As it happens, neither one figures in the book's denouement. And for a long time, the title subplot doesn't even appear, adding haze to the plot's foggy layers. The novel starts with a woman being adbucted and murdered. We don't know who did it (naturally), but there are two prime suspects: the woman's alcoholic, abusive ex-husband, and her next-door neighbor – who happens to be the paroled, sex-crazed killer from the first Martin Beck novel, Roseanna.
The murder occurs in the far south of Sweden, in territory that would later become familiar to readers of Henning Mankell: the rolling plains and drizzly atmosphere of Skåne. Martin Beck and Lennart Kollberg, though they're based in Stockholm, are key national homicide detectives, so they're sent to Skåne to bring the killer back alive. The only problem is which of the embarrassingly obvious suspects to collar. The investigation is a mess of false starts, blind alleys, and desultory police work: it is a wonder that Sjöwall & Wahlöö always managed to keep such slow plots so riveting, or to instill in us so much trust for such plodding detectives. But better than most procedurals, the Sjöwall / Wahlöö mysteries convey a sense of real lives and real-time desperation and panic. Nothing is every solved easily in a Martin Beck novel, though much can be solved in a tumbling rush through various accidents.

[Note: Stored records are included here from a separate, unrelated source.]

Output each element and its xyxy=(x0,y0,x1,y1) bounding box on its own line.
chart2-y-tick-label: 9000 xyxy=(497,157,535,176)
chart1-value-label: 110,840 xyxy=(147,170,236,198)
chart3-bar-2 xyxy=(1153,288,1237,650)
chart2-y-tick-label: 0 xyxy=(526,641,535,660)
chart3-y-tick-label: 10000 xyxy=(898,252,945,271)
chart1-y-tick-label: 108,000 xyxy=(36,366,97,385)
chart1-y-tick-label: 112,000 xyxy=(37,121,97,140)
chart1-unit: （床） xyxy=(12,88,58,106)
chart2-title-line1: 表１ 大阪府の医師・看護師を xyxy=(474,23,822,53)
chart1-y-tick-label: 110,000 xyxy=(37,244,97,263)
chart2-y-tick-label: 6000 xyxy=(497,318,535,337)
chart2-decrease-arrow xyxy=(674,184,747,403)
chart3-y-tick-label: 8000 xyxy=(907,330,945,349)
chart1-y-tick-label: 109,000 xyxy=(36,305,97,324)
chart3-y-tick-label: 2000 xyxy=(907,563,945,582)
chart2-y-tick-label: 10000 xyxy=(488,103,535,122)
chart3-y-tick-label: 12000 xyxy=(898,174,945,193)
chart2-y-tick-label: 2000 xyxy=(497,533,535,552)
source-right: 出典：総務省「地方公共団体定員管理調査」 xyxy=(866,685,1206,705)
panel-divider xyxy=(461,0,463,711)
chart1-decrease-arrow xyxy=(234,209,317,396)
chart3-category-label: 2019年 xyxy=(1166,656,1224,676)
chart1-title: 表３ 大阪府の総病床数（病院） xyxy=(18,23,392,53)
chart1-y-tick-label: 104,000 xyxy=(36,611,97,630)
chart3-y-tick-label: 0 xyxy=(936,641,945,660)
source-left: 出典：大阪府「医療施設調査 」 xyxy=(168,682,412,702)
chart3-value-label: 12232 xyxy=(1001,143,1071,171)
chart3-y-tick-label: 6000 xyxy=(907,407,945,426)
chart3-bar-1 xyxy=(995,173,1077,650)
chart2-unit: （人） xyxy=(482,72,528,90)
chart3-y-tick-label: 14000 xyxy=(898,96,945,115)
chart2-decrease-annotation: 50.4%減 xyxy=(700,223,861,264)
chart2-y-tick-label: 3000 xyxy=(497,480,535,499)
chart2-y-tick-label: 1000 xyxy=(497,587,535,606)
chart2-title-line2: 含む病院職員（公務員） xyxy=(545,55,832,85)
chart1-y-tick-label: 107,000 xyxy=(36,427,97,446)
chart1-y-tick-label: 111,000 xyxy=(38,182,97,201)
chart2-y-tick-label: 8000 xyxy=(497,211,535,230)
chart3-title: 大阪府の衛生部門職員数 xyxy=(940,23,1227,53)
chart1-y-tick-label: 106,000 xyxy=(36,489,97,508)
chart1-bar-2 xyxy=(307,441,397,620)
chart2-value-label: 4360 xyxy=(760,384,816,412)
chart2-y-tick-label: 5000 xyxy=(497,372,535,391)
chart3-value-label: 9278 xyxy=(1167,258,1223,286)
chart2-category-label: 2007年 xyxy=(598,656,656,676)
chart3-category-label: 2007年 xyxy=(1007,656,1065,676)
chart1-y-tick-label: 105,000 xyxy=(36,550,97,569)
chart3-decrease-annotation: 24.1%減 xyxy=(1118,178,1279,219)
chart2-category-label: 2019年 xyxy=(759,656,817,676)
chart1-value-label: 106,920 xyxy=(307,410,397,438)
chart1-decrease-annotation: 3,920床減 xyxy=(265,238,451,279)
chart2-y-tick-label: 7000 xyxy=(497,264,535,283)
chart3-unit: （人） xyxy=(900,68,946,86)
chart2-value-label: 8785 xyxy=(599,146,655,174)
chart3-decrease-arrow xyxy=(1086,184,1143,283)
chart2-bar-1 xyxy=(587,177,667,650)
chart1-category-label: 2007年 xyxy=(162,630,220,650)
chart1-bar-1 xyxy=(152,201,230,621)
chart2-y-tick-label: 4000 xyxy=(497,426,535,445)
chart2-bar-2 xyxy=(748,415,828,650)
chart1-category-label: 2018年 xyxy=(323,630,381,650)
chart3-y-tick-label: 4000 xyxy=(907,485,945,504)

Meanwhile, fairly late in the game, a cop is killed, or sort of, and a copkiller (sort of) is sort of on the loose. Nothing is ever straightforward in these novels, either; there are more nuances in a chapter or two of Cop Killer than in an entire season of Law and Order.
By 1974, Sjöwall and Wahlöö had become hilariously cynical about the condition of Sweden. Everything is falling apart; the falconer isn't even bothering to call the falcon anymore. Yet within their ludicrous dystopia, Beck and Kollberg (and their new southern pal, Herrgott Allwright) stand out by virtue of their easygoing integrity – an integrity all the more enjoyable because it is marked by a fair amount of selfishness and insouciance. They don't take their bizarre fictional setting any more solemnly than it deserves, and they are therefore among the most likable characters in all of police fiction.
Sjöwall, Maj, and Per Wahlöö. Cop Killer: The story of a crime. [Polismördaren, 1974.] Translated by Thomas Teal. New York: Pantheon [Random House], 1975.